El Salvador.- Para los trabajadores de la salud que combaten el zika en buena parte de América Central, la amenaza más inmediata no es el mosquito que transmite el virus, sino las pandillas que controlan barrios y calles y a veces amenazan sus vidas.

Pandilleros armados
y bien organizados de la Mara ejercen un control casi total sobre barrios enteros usando centinelas para vigilar quién entra y quién sale. En algunos casos, les niegan acceso a los trabajadores porque sospechan que colaboran con la policía o con pandillas rivales.

En 2014, un miembro de un cuerpo médico de emergencias que acompañaba a un grupo de fumigadores murió baleado por miembros de la Mara que le levantaron la camisa y vieron que tenía un tatuaje de una pandilla rival, según versiones de los medios. En Honduras y Guatemala ha habido incidentes parecidos, en los que los fumigadores son perseguidos, agredidos o se les cobra un pequeño impuesto para darles acceso al barrio.

Se han identificado más de 7 mil posibles casos de zika en El Salvador, donde las autoridades recomiendan a las mujeres no quedar embarazadas por dos años debido a los defectos de nacimiento que se sospecha pueden estar vinculados con el virus. El país lanzó además una campaña contra el mosquito Aedes aegypti, enfocada en la fumigación y la eliminación de pozos de agua y desperdicios donde se reproduce la larva del mosquito.

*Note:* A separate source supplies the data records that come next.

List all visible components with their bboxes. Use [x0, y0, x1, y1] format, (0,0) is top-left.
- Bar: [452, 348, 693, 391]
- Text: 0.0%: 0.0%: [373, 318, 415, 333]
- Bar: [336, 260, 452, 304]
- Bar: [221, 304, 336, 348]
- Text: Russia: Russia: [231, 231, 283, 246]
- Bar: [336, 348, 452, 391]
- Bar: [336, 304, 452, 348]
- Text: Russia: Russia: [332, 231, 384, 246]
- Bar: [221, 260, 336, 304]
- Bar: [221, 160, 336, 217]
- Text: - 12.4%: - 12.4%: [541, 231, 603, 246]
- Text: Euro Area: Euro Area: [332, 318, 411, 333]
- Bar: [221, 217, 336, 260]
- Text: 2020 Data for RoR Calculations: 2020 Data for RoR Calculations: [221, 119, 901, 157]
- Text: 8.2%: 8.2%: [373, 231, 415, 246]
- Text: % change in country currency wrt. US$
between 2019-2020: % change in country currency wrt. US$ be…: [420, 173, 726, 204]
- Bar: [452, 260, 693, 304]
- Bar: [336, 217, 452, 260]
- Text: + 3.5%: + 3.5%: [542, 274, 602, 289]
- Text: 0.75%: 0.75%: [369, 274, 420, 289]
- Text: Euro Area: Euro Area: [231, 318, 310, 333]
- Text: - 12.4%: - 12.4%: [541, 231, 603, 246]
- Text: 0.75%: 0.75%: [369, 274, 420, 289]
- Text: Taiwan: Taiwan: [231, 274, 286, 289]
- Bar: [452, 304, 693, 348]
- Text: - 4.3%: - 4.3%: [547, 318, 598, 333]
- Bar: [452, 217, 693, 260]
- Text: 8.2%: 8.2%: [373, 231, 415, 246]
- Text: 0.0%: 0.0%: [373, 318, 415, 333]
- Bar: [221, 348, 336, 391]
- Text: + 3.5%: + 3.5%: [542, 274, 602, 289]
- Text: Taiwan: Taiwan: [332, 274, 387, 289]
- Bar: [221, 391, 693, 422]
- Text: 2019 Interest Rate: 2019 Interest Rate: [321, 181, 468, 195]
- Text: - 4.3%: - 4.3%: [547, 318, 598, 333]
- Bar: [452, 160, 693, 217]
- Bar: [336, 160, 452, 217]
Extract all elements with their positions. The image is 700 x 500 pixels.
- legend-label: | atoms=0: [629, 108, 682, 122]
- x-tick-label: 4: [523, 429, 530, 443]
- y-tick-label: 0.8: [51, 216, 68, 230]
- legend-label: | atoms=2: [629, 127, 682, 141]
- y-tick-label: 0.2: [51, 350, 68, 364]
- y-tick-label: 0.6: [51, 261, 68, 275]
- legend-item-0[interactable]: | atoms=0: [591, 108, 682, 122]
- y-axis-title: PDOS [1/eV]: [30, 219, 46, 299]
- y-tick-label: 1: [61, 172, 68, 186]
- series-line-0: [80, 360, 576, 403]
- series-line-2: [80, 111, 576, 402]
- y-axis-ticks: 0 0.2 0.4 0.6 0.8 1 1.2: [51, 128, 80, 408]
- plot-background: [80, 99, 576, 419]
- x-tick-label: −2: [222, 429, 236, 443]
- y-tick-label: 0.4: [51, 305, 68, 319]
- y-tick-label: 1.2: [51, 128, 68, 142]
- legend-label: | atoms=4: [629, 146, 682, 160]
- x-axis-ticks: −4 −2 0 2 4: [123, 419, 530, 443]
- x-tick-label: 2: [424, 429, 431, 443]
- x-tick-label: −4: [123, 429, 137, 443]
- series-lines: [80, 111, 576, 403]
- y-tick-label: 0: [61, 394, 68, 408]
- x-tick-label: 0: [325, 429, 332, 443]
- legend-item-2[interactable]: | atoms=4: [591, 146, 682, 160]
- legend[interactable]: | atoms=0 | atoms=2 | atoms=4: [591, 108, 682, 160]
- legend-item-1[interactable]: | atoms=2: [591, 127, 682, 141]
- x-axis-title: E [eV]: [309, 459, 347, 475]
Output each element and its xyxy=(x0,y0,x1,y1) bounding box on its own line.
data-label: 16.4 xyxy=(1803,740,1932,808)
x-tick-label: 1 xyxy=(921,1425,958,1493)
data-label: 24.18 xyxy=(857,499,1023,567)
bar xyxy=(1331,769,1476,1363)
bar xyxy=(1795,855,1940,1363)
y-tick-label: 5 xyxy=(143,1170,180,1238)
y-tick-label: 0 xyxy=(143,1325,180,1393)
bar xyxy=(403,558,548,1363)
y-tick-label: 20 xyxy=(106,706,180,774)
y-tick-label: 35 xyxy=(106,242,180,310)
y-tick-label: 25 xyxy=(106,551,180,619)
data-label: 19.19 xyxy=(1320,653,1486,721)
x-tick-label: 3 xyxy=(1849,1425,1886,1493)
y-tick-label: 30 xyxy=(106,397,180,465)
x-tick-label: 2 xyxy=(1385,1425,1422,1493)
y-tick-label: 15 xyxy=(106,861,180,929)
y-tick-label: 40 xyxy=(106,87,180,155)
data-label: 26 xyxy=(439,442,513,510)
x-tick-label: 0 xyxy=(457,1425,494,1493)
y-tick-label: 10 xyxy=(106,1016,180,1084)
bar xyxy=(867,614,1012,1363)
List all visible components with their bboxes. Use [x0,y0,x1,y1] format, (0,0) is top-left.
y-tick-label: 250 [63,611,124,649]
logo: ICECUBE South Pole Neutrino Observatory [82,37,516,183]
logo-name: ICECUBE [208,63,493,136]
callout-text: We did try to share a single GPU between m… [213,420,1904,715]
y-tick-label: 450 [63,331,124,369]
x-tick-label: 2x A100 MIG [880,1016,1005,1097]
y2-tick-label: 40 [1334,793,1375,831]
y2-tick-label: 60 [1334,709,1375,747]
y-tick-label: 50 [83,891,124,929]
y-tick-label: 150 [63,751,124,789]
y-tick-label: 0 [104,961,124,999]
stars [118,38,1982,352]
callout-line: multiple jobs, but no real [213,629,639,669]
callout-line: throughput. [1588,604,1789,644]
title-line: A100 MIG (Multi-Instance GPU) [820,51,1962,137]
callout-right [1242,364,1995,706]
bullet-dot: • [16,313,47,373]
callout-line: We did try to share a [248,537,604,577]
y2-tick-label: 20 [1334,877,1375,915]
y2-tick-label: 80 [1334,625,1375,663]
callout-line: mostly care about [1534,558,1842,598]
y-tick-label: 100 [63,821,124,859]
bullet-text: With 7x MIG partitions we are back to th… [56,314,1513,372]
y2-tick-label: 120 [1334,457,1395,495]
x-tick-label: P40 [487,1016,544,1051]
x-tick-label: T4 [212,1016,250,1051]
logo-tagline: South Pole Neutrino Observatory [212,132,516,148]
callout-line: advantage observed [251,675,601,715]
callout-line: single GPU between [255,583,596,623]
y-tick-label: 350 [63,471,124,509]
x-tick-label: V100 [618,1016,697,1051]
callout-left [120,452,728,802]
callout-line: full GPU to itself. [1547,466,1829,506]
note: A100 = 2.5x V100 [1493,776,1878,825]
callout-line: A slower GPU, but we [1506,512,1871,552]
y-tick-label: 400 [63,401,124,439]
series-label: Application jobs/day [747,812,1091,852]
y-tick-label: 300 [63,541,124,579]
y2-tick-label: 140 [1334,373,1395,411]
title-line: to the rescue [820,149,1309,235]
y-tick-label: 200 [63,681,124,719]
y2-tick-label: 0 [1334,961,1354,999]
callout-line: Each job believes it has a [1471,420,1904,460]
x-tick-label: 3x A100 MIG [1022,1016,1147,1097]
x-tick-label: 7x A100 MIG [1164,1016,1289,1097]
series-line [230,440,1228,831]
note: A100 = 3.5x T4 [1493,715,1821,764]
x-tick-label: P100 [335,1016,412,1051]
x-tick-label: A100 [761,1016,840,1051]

Pero El Salvador, un país de sólo seis millones de habitantes, registró más de 700 asesinatos en enero y tuvo una tasa de homicidios de 103 por 100 mil habitantes el año pasado, que se cree es la más alta del mundo en países que no están en guerra abierta.

Es en este contexto en el que los trabajadores gubernamentales tratan de contener el zika.

Cada vez que se identifica un posible caso de zika, la clínica Villa Mariona trata de llevar equipos a la zona para buscar más personas con fiebre y destruir las áreas donde se crían los mosquitos. Mejía dijo que se les niega acceso a trabajadores de otra clínica de Cuscatancingo.

Eduardo Espinoza, viceministro de salud, afirmó que esos incidentes son esporádicos y que "no hemos ninguna dificultad apreciable excepto en algunas zonas, específicamente la zona metropolitana".

En Guatemala, los fumigadores se proponían ingresar a un barrio de la capital la semana pasada pero los residentes les advirtieron que era demasiado peligroso, de acuerdo con Sergio Méndez, coordinador de fumigaciones del ministerio de salud.

"No le pedimos apoyo a la Policía ni al Ejército para entrar al lugar, porque luego van y hacen allanamientos y a nosotros nos toca regresar, la gente piensa que nosotros los denunciamos", dijo Méndez.

Las pandillas pueden complicar la lucha contra el zika y otras iniciativas de salud pública de formas menos directas.

El temor a los Maras hace que muchos residentes se nieguen a abrir la puerta de sus casas o dejar que ingresen trabajadores de la salud.

De los nueve casos de zika registrados en la zona que sirve la clínica Villa Mariona, sólo cinco habían sido identificados porque la gente se negó a dar los números telefónicos o las direcciones de sus familiares.

Mejía dijo que el miedo también contribuye a la epidemia.

Por ejemplo, cuando se rompe una cañería en un barrio controlado por pandillas, el gobierno tarda en responder porque el personal que despacha corre peligro, relató. Esto hace que el suministro de agua no sea confiable y que la gente guarde agua en barriles, el sitio ideal para la reproducción del mosquito transmisor.